Yes.  God had his own left, even among those fallen Africans of Carthage.

But neither there, nor in Spain, could the Vandals cure the evil.  ‘Now-a-days,’ says Salvian, ‘there are no profligates among the Goths, save Romans; none among the Vandals, save Romans.  Blush, Roman people, everywhere, blush for your morals.  There is hardly a city free from dens of sin, and none at all from impurity, save those which the barbarians have begun to occupy.  And do we wonder if we are surpassed in power, by an enemy who surpasses us in decency?  It is not the natural strength of their bodies which makes them conquer us.  We have been conquered only by the vices of our own morals.’

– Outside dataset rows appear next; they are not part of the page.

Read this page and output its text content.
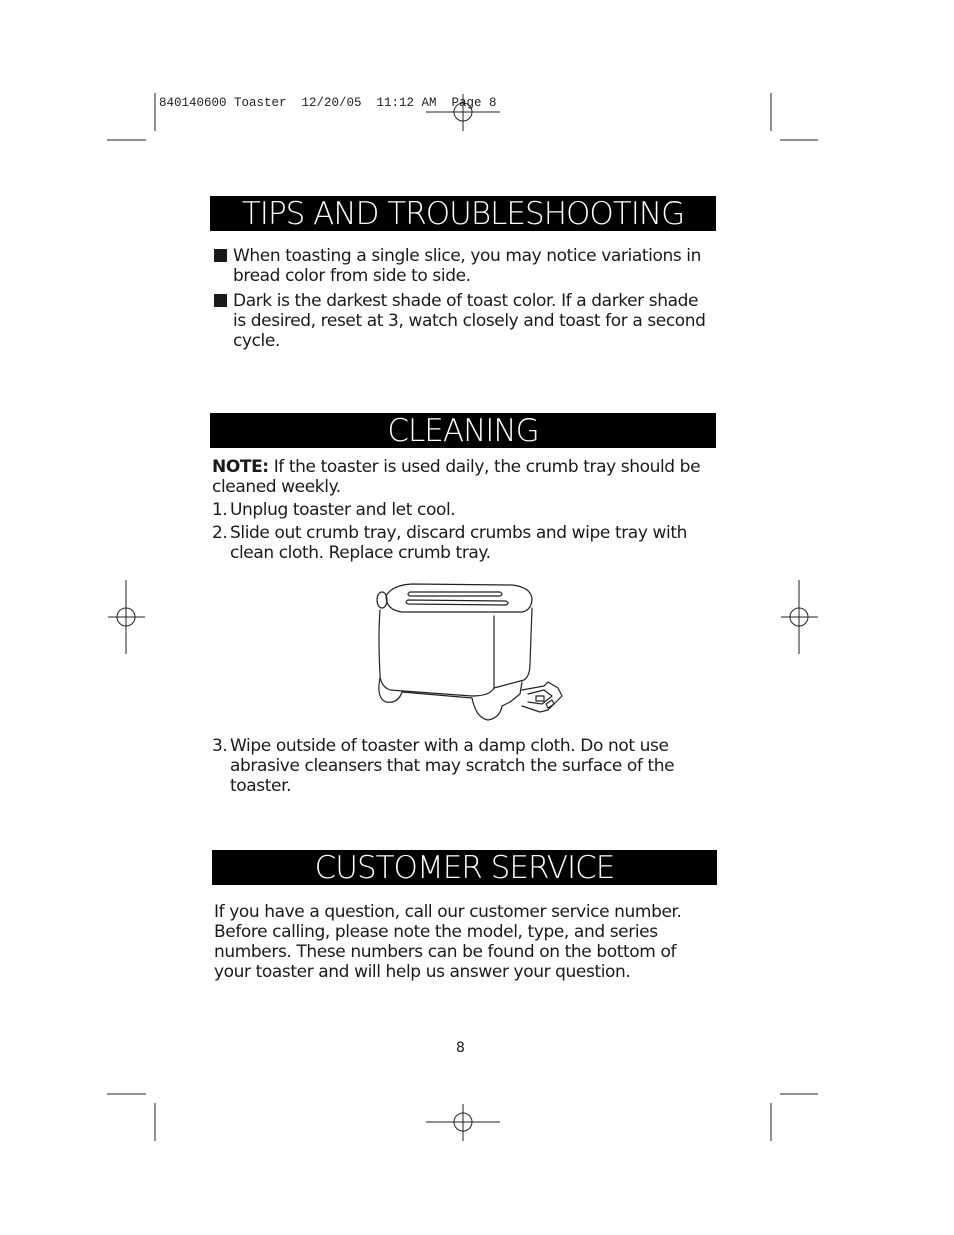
840140600 Toaster  12/20/05  11:12 AM  Page 8
TIPS AND TROUBLESHOOTING
When toasting a single slice, you may notice variations in bread color from side to side.
Dark is the darkest shade of toast color. If a darker shade is desired, reset at 3, watch closely and toast for a second cycle.
CLEANING
NOTE: If the toaster is used daily, the crumb tray should be cleaned weekly.
1. Unplug toaster and let cool.
2. Slide out crumb tray, discard crumbs and wipe tray with clean cloth. Replace crumb tray.
3. Wipe outside of toaster with a damp cloth. Do not use abrasive cleansers that may scratch the surface of the toaster.
CUSTOMER SERVICE
If you have a question, call our customer service number. Before calling, please note the model, type, and series numbers. These numbers can be found on the bottom of your toaster and will help us answer your question.
8
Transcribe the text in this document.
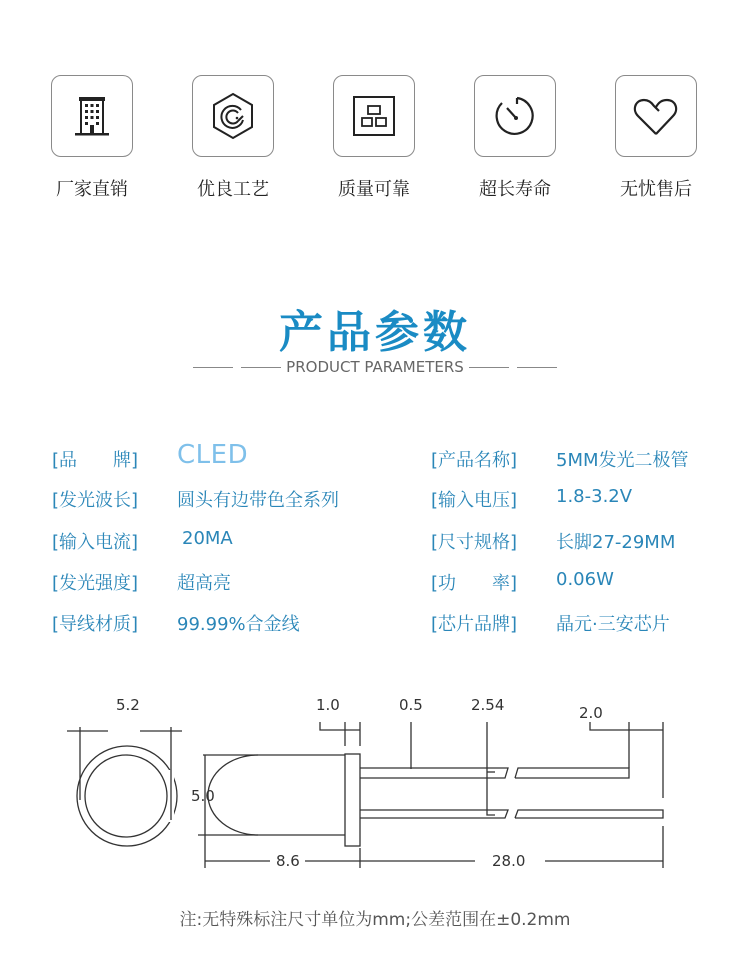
厂家直销	优良工艺	质量可靠	超长寿命	无忧售后
产品参数
PRODUCT PARAMETERS
[品　　牌] CLED
[发光波长] 圆头有边带色全系列
[输入电流] 20MA
[发光强度] 超高亮
[导线材质] 99.99%合金线
[产品名称] 5MM发光二极管
[输入电压] 1.8-3.2V
[尺寸规格] 长脚27-29MM
[功　　率] 0.06W
[芯片品牌] 晶元·三安芯片
5.2	1.0	0.5	2.54	2.0
5.0
8.6	28.0
注:无特殊标注尺寸单位为mm;公差范围在±0.2mm
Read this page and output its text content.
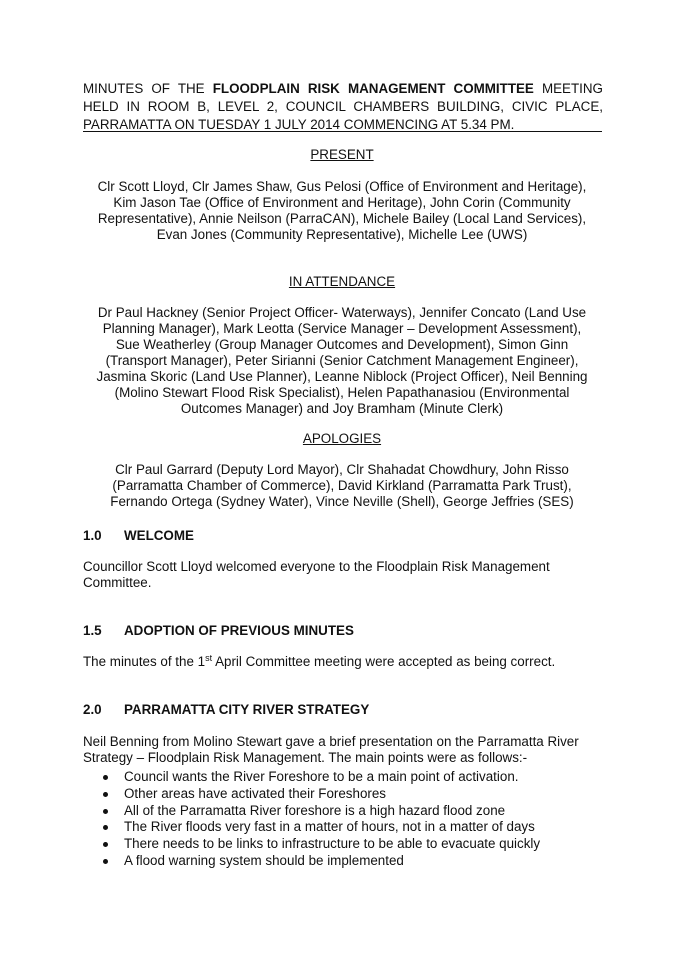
MINUTES OF THE FLOODPLAIN RISK MANAGEMENT COMMITTEE MEETING

HELD IN ROOM B, LEVEL 2, COUNCIL CHAMBERS BUILDING, CIVIC PLACE,

PARRAMATTA ON TUESDAY 1 JULY 2014 COMMENCING AT 5.34 PM.

PRESENT
Clr Scott Lloyd, Clr James Shaw, Gus Pelosi (Office of Environment and Heritage),
Kim Jason Tae (Office of Environment and Heritage), John Corin (Community
Representative), Annie Neilson (ParraCAN), Michele Bailey (Local Land Services),
Evan Jones (Community Representative), Michelle Lee (UWS)
IN ATTENDANCE
Dr Paul Hackney (Senior Project Officer- Waterways), Jennifer Concato (Land Use
Planning Manager), Mark Leotta (Service Manager – Development Assessment),
Sue Weatherley (Group Manager Outcomes and Development), Simon Ginn
(Transport Manager), Peter Sirianni (Senior Catchment Management Engineer),
Jasmina Skoric (Land Use Planner), Leanne Niblock (Project Officer), Neil Benning
(Molino Stewart Flood Risk Specialist), Helen Papathanasiou (Environmental
Outcomes Manager) and Joy Bramham (Minute Clerk)
APOLOGIES
Clr Paul Garrard (Deputy Lord Mayor), Clr Shahadat Chowdhury, John Risso
(Parramatta Chamber of Commerce), David Kirkland (Parramatta Park Trust),
Fernando Ortega (Sydney Water), Vince Neville (Shell), George Jeffries (SES)
1.0 WELCOME
Councillor Scott Lloyd welcomed everyone to the Floodplain Risk Management
Committee.
1.5 ADOPTION OF PREVIOUS MINUTES
The minutes of the 1st April Committee meeting were accepted as being correct.
2.0 PARRAMATTA CITY RIVER STRATEGY
Neil Benning from Molino Stewart gave a brief presentation on the Parramatta River
Strategy – Floodplain Risk Management. The main points were as follows:-
Council wants the River Foreshore to be a main point of activation.
Other areas have activated their Foreshores
All of the Parramatta River foreshore is a high hazard flood zone
The River floods very fast in a matter of hours, not in a matter of days
There needs to be links to infrastructure to be able to evacuate quickly
A flood warning system should be implemented
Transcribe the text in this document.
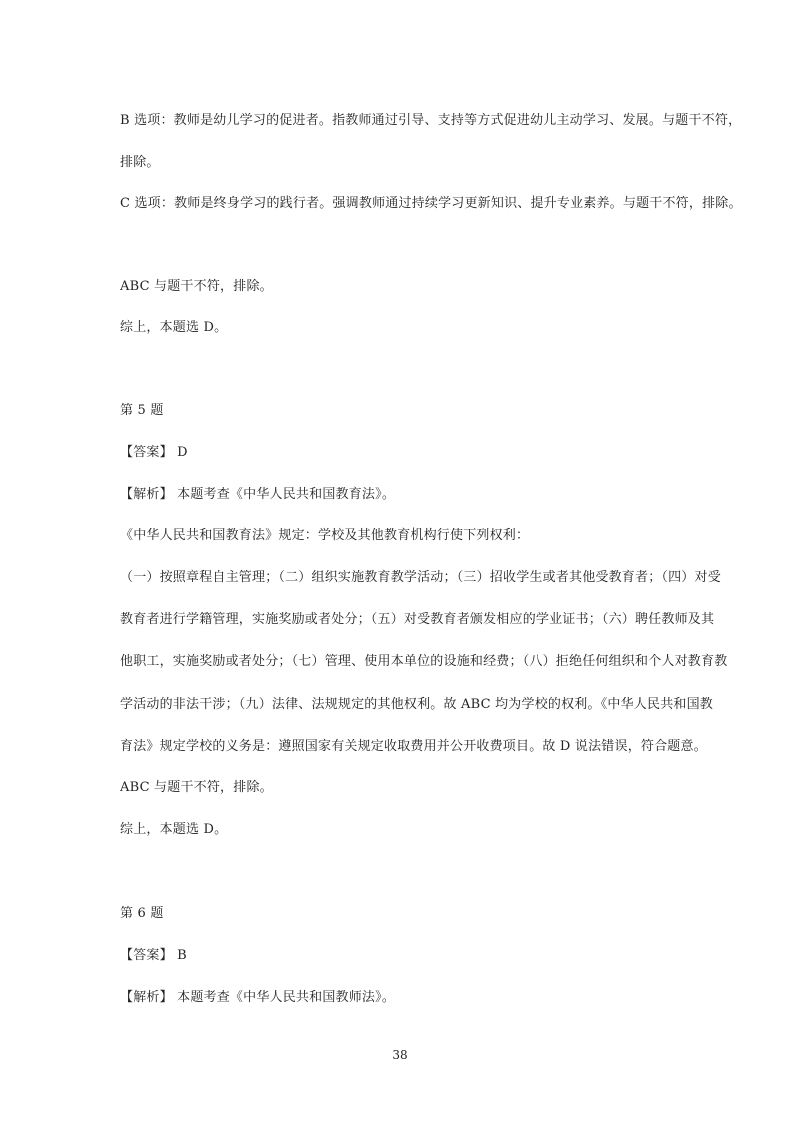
B 选项：教师是幼儿学习的促进者。指教师通过引导、支持等方式促进幼儿主动学习、发展。与题干不符，
排除。
C 选项：教师是终身学习的践行者。强调教师通过持续学习更新知识、提升专业素养。与题干不符，排除。
ABC 与题干不符，排除。
综上，本题选 D。
第 5 题
【答案】 D
【解析】 本题考查《中华人民共和国教育法》。
《中华人民共和国教育法》规定：学校及其他教育机构行使下列权利：
（一）按照章程自主管理；（二）组织实施教育教学活动；（三）招收学生或者其他受教育者；（四）对受
教育者进行学籍管理，实施奖励或者处分；（五）对受教育者颁发相应的学业证书；（六）聘任教师及其
他职工，实施奖励或者处分；（七）管理、使用本单位的设施和经费；（八）拒绝任何组织和个人对教育教
学活动的非法干涉；（九）法律、法规规定的其他权利。故 ABC 均为学校的权利。《中华人民共和国教
育法》规定学校的义务是：遵照国家有关规定收取费用并公开收费项目。故 D 说法错误，符合题意。
ABC 与题干不符，排除。
综上，本题选 D。
第 6 题
【答案】 B
【解析】 本题考查《中华人民共和国教师法》。
38
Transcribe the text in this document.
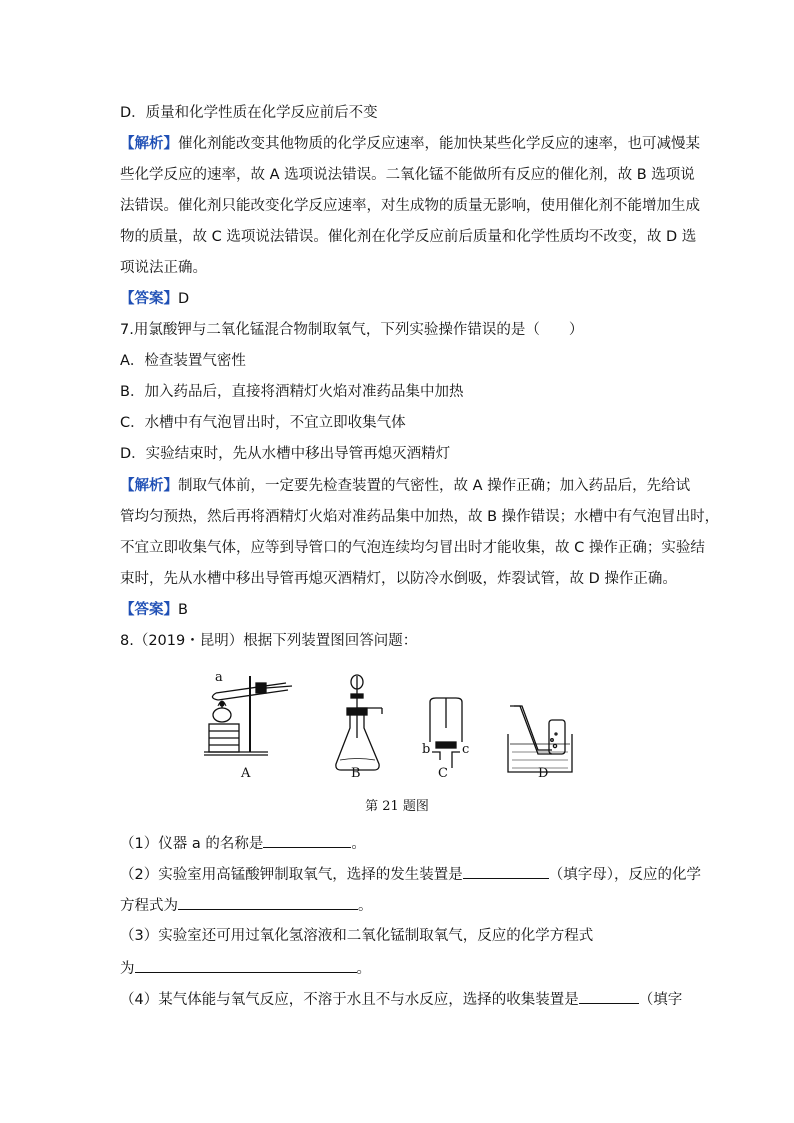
D．质量和化学性质在化学反应前后不变
【解析】催化剂能改变其他物质的化学反应速率，能加快某些化学反应的速率，也可减慢某
些化学反应的速率，故 A 选项说法错误。二氧化锰不能做所有反应的催化剂，故 B 选项说
法错误。催化剂只能改变化学反应速率，对生成物的质量无影响，使用催化剂不能增加生成
物的质量，故 C 选项说法错误。催化剂在化学反应前后质量和化学性质均不改变，故 D 选
项说法正确。
【答案】D
7.用氯酸钾与二氧化锰混合物制取氧气，下列实验操作错误的是（　　）
A．检查装置气密性
B．加入药品后，直接将酒精灯火焰对准药品集中加热
C．水槽中有气泡冒出时，不宜立即收集气体
D．实验结束时，先从水槽中移出导管再熄灭酒精灯
【解析】制取气体前，一定要先检查装置的气密性，故 A 操作正确；加入药品后，先给试
管均匀预热，然后再将酒精灯火焰对准药品集中加热，故 B 操作错误；水槽中有气泡冒出时，
不宜立即收集气体，应等到导管口的气泡连续均匀冒出时才能收集，故 C 操作正确；实验结
束时，先从水槽中移出导管再熄灭酒精灯，以防冷水倒吸，炸裂试管，故 D 操作正确。
【答案】B
8.（2019・昆明）根据下列装置图回答问题：
a
b c
A	B	C	D
第 21 题图
（1）仪器 a 的名称是	。
（2）实验室用高锰酸钾制取氧气，选择的发生装置是	（填字母），反应的化学
方程式为	。
（3）实验室还可用过氧化氢溶液和二氧化锰制取氧气，反应的化学方程式
为	。
（4）某气体能与氧气反应，不溶于水且不与水反应，选择的收集装置是	（填字
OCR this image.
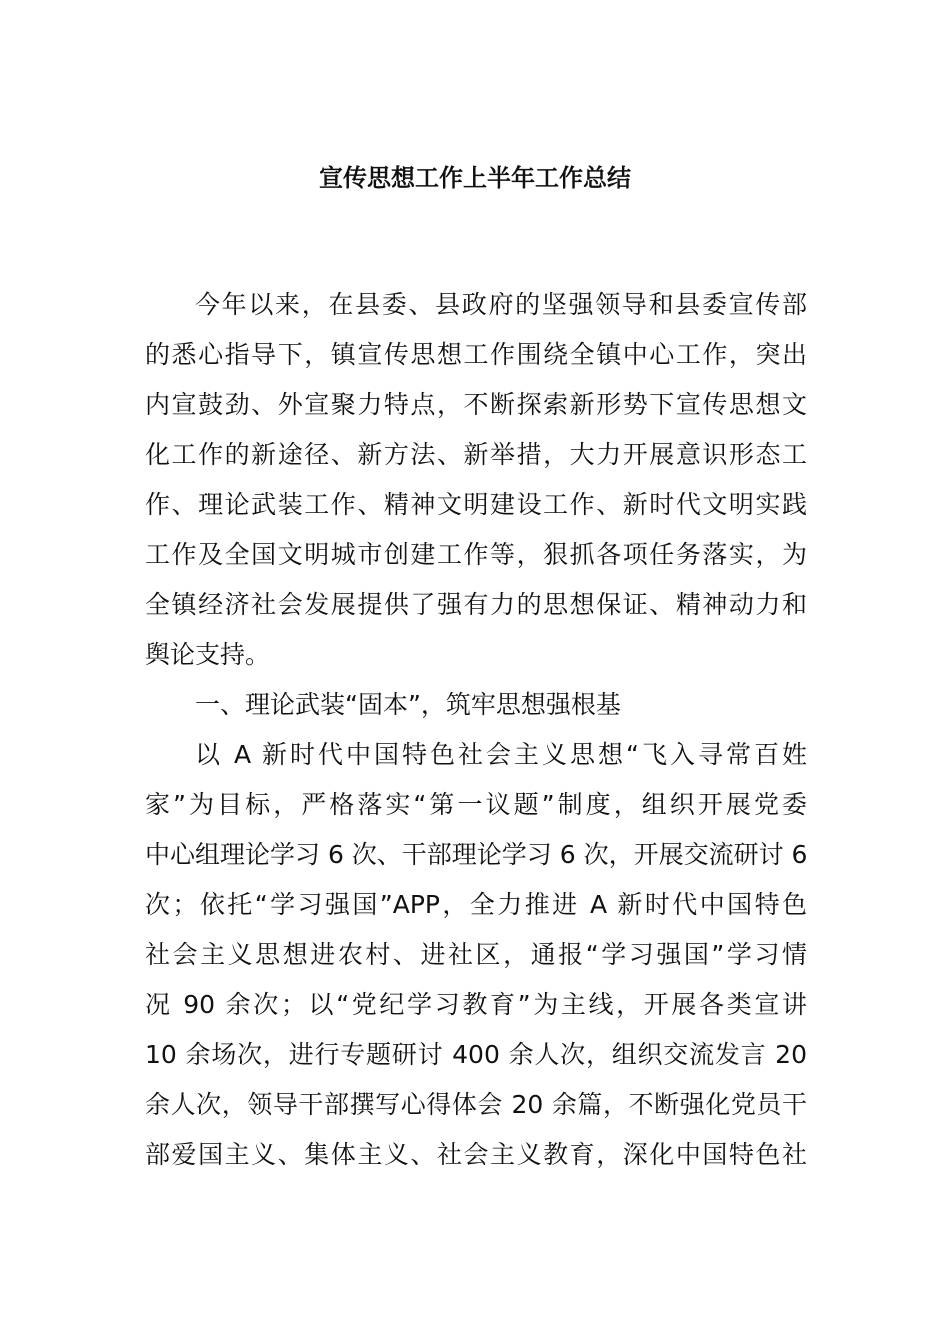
宣传思想工作上半年工作总结
今年以来，在县委、县政府的坚强领导和县委宣传部
的悉心指导下，镇宣传思想工作围绕全镇中心工作，突出
内宣鼓劲、外宣聚力特点，不断探索新形势下宣传思想文
化工作的新途径、新方法、新举措，大力开展意识形态工
作、理论武装工作、精神文明建设工作、新时代文明实践
工作及全国文明城市创建工作等，狠抓各项任务落实，为
全镇经济社会发展提供了强有力的思想保证、精神动力和
舆论支持。
一、理论武装“固本”，筑牢思想强根基
以 A 新时代中国特色社会主义思想“飞入寻常百姓
家”为目标，严格落实“第一议题”制度，组织开展党委
中心组理论学习 6 次、干部理论学习 6 次，开展交流研讨 6
次；依托“学习强国”APP，全力推进 A 新时代中国特色
社会主义思想进农村、进社区，通报“学习强国”学习情
况 90 余次；以“党纪学习教育”为主线，开展各类宣讲
10 余场次，进行专题研讨 400 余人次，组织交流发言 20
余人次，领导干部撰写心得体会 20 余篇，不断强化党员干
部爱国主义、集体主义、社会主义教育，深化中国特色社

Yes.  Salvian was right.  Those last words were no mere outburst of national vanity, content to confess every sin, save that of being cowards.  He was right.  It was not the mere muscle of the Teuton which enabled him to crush the decrepit and debauched slave-nations, Gaul and Briton, Iberian and African, as the ox crushes the frogs of the marsh.  The ‘sera juvenum Venus, ideoque inexhausta pubertas,’ had given him more than his lofty stature, and his mighty limbs.  Had he had nought but them, he might have remained to the end a blind Samson, grinding among the slaves in Cæsar’s mill, butchered to make a Roman holiday.  But it had given him more, that purity of his; it had given him, as it may give you, gentlemen, a calm and steady brain, and a free and loyal heart; the energy which springs from health; the self-respect which comes from self-restraint; and the spirit which shrinks from neither God nor man, and feels it light to die for wife and child, for people, and for Queen.